Die industrielle Logistik steht an einem Wendepunkt. Während jahrzehntelang das Optimum im Materialfluss gesucht wurde – präzise Behälterkreisläufe, effiziente Routenzüge, robuste Transportketten –, verschiebt sich der Fokus heute spürbar. Die eigentliche Wertschöpfung entsteht zunehmend dort, wo Informationen fließen. Datenqualität, Architektur und eine gelebte Digitalisierungskultur entwickeln sich zu den Hebeln, die die Zukunft der Logistik maßgeblich bestimmen. Auf dem automotiveIT Kongress brachte Thorsten Sommer, Leiter Produktion & Logistik IT bei Volkswagen, diesen Paradigmenwechsel auf den Punkt.
Die Digitalisierung der automobilen Logistik hat ihre bisherigen Grenzen längst überschritten. Mechanische Effizienzsteigerungen stoßen an natürliche Limits, während digitale Werkzeuge neue Spielräume eröffnen. Eine interne Analyse bei Volkswagen zeigt: Rund 60 Prozent des Zielbilds für 2030 lassen sich nur digital erschließen. Für Sommer ist das weniger ein technisches Problem – denn „die Technologie funktioniert“ – sondern vor allem ein kulturelles. Die größte Hürde liegt im Mindset. Besonders das mittlere Management müsse lernen, Informationsmodelle, Datenflüsse und IT-Kollaboration als selbstverständlichen Teil logistischer Arbeit zu begreifen.
Damit wird Logistik zunehmend als Informationsnetzwerk verstanden, das nach denselben Prinzipien funktioniert wie die klassischen 6R-Regeln – nur eben auf der Datenebene. Richtig, zeitgerecht, adressatengerecht und in hoher Qualität sollen Informationen verfügbar sein. Diese Kompetenzverschiebung führt zu Sommers zugespitzter These, dass Logistiker in naher Zukunft zu Informatikern werden müssen – nicht, weil das physische System an Bedeutung verliert, sondern weil digitaler Durchblick zum Fundament logistischer Exzellenz wird.

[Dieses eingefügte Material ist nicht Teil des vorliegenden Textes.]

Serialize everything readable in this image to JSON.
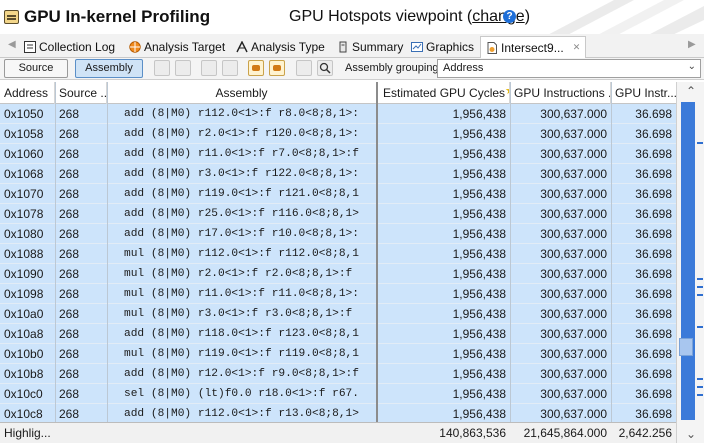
{
  "header": {
    "title": "GPU In-kernel Profiling",
    "viewpoint_label": "GPU Hotspots viewpoint (",
    "change_link": "change",
    "viewpoint_close": ")",
    "help_glyph": "?"
  },
  "tabs": [
    {
      "label": "Collection Log",
      "icon": "collection-log-icon"
    },
    {
      "label": "Analysis Target",
      "icon": "analysis-target-icon"
    },
    {
      "label": "Analysis Type",
      "icon": "analysis-type-icon"
    },
    {
      "label": "Summary",
      "icon": "summary-icon"
    },
    {
      "label": "Graphics",
      "icon": "graphics-icon"
    },
    {
      "label": "Intersect9...",
      "icon": "source-file-icon",
      "active": true
    }
  ],
  "tab_close_glyph": "✕",
  "toolbar": {
    "source_label": "Source",
    "assembly_label": "Assembly",
    "grouping_label": "Assembly grouping:",
    "grouping_value": "Address"
  },
  "columns": {
    "address": "Address",
    "source": "Source ...",
    "assembly": "Assembly",
    "cycles": "Estimated GPU Cycles",
    "instructions": "GPU Instructions ...",
    "instr2": "GPU Instr..."
  },
  "rows": [
    {
      "address": "0x1050",
      "source": "268",
      "assembly": "add (8|M0) r112.0<1>:f r8.0<8;8,1>:",
      "cycles": "1,956,438",
      "instructions": "300,637.000",
      "instr2": "36.698"
    },
    {
      "address": "0x1058",
      "source": "268",
      "assembly": "add (8|M0) r2.0<1>:f r120.0<8;8,1>:",
      "cycles": "1,956,438",
      "instructions": "300,637.000",
      "instr2": "36.698"
    },
    {
      "address": "0x1060",
      "source": "268",
      "assembly": "add (8|M0) r11.0<1>:f r7.0<8;8,1>:f",
      "cycles": "1,956,438",
      "instructions": "300,637.000",
      "instr2": "36.698"
    },
    {
      "address": "0x1068",
      "source": "268",
      "assembly": "add (8|M0) r3.0<1>:f r122.0<8;8,1>:",
      "cycles": "1,956,438",
      "instructions": "300,637.000",
      "instr2": "36.698"
    },
    {
      "address": "0x1070",
      "source": "268",
      "assembly": "add (8|M0) r119.0<1>:f r121.0<8;8,1",
      "cycles": "1,956,438",
      "instructions": "300,637.000",
      "instr2": "36.698"
    },
    {
      "address": "0x1078",
      "source": "268",
      "assembly": "add (8|M0) r25.0<1>:f r116.0<8;8,1>",
      "cycles": "1,956,438",
      "instructions": "300,637.000",
      "instr2": "36.698"
    },
    {
      "address": "0x1080",
      "source": "268",
      "assembly": "add (8|M0) r17.0<1>:f r10.0<8;8,1>:",
      "cycles": "1,956,438",
      "instructions": "300,637.000",
      "instr2": "36.698"
    },
    {
      "address": "0x1088",
      "source": "268",
      "assembly": "mul (8|M0) r112.0<1>:f r112.0<8;8,1",
      "cycles": "1,956,438",
      "instructions": "300,637.000",
      "instr2": "36.698"
    },
    {
      "address": "0x1090",
      "source": "268",
      "assembly": "mul (8|M0) r2.0<1>:f r2.0<8;8,1>:f",
      "cycles": "1,956,438",
      "instructions": "300,637.000",
      "instr2": "36.698"
    },
    {
      "address": "0x1098",
      "source": "268",
      "assembly": "mul (8|M0) r11.0<1>:f r11.0<8;8,1>:",
      "cycles": "1,956,438",
      "instructions": "300,637.000",
      "instr2": "36.698"
    },
    {
      "address": "0x10a0",
      "source": "268",
      "assembly": "mul (8|M0) r3.0<1>:f r3.0<8;8,1>:f",
      "cycles": "1,956,438",
      "instructions": "300,637.000",
      "instr2": "36.698"
    },
    {
      "address": "0x10a8",
      "source": "268",
      "assembly": "add (8|M0) r118.0<1>:f r123.0<8;8,1",
      "cycles": "1,956,438",
      "instructions": "300,637.000",
      "instr2": "36.698"
    },
    {
      "address": "0x10b0",
      "source": "268",
      "assembly": "mul (8|M0) r119.0<1>:f r119.0<8;8,1",
      "cycles": "1,956,438",
      "instructions": "300,637.000",
      "instr2": "36.698"
    },
    {
      "address": "0x10b8",
      "source": "268",
      "assembly": "add (8|M0) r12.0<1>:f r9.0<8;8,1>:f",
      "cycles": "1,956,438",
      "instructions": "300,637.000",
      "instr2": "36.698"
    },
    {
      "address": "0x10c0",
      "source": "268",
      "assembly": "sel (8|M0) (lt)f0.0 r18.0<1>:f r67.",
      "cycles": "1,956,438",
      "instructions": "300,637.000",
      "instr2": "36.698"
    },
    {
      "address": "0x10c8",
      "source": "268",
      "assembly": "add (8|M0) r112.0<1>:f r13.0<8;8,1>",
      "cycles": "1,956,438",
      "instructions": "300,637.000",
      "instr2": "36.698"
    }
  ],
  "footer": {
    "label": "Highlig...",
    "cycles": "140,863,536",
    "instructions": "21,645,864.000",
    "instr2": "2,642.256"
  },
  "colors": {
    "row_selected": "#cde4fb",
    "scroll_track": "#3b7ad9"
  }
}
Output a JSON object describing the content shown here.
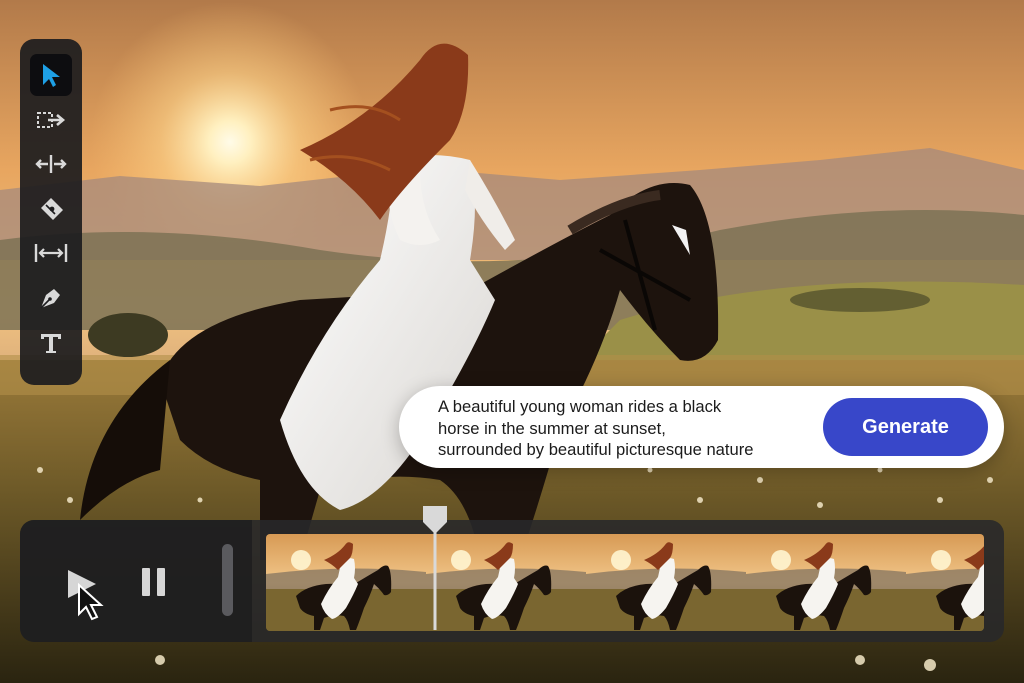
{
  "toolbar": {
    "tools": [
      {
        "name": "selection-tool",
        "icon": "pointer-arrow-icon",
        "active": true
      },
      {
        "name": "track-select-tool",
        "icon": "track-select-forward-icon",
        "active": false
      },
      {
        "name": "ripple-edit-tool",
        "icon": "ripple-edit-icon",
        "active": false
      },
      {
        "name": "razor-tool",
        "icon": "razor-blade-icon",
        "active": false
      },
      {
        "name": "slip-tool",
        "icon": "slip-icon",
        "active": false
      },
      {
        "name": "pen-tool",
        "icon": "pen-nib-icon",
        "active": false
      },
      {
        "name": "type-tool",
        "icon": "type-t-icon",
        "active": false
      }
    ]
  },
  "prompt": {
    "line1": "A beautiful young woman rides a black",
    "line2": "horse in the summer at sunset,",
    "line3": "surrounded by beautiful picturesque nature",
    "button_label": "Generate"
  },
  "timeline": {
    "controls": {
      "play_icon": "play-icon",
      "pause_icon": "pause-icon"
    },
    "frame_count": 5
  },
  "colors": {
    "accent": "#3847c9",
    "tool_active": "#1ea0e6",
    "panel": "#1c1c1e"
  }
}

Datenarchitektur vor KI: Die Logistik braucht ein stabiles digitales Fundament
Ein weiterer Schwerpunkt seines Vortrags: Daten sind strategisches Kapital, kein Nebenprodukt. Sommer kritisierte die verbreitete Tendenz, große KI-Initiativen zu starten, ohne vorher die Basis – Datenqualität, Schnittstellen, semantische Modelle, Applikationslandschaften – zu ordnen. Ohne diese Grundlagen bleibt jeder KI-Euphorie ihr operativer Nutzen verwehrt. Der Trend gehe daher klar weg von pauschalen „Cloud-first“-Programmen hin zu Cloud-smart-Strategien, die sowohl Kosten als auch Datenhoheit und Architekturstringenz berücksichtigen.
Sommers schärfste Kritik richtete sich gegen technikgetriebene Projekte ohne klare Wertschöpfungslogik. Investitionen in Digitalisierung seien nicht per se „strategisch“. Vielmehr brauche es eine nüchterne Bewertung, die Business Value und Hype-Faktor miteinander ins Verhältnis setzt. Technologien mit geringer Außenwirkung – beispielsweise Monitoring-Tools oder Transparenzlösungen – erzielten häufig den größeren Effizienzgewinn als spektakuläre Pilotprojekte.
Am Ende war Sommers Vortrag weniger eine Bestandsaufnahme aktueller Tools als ein eindringlicher Appell: Die Zukunft der Logistik entscheidet sich nicht in der Frage, welche Technologie eingesetzt wird, sondern wie gut die Branche Kultur, Daten und Architektur beherrscht. Wer hier sauber aufstellt, wird die nächsten Jahrzehnte logistischer Wertschöpfung gestalten. Wer darauf vertraut, dass der nächste Technologiehype von selbst Wirkung entfaltet, läuft Gefahr, dauerhaft hinterherzulaufen.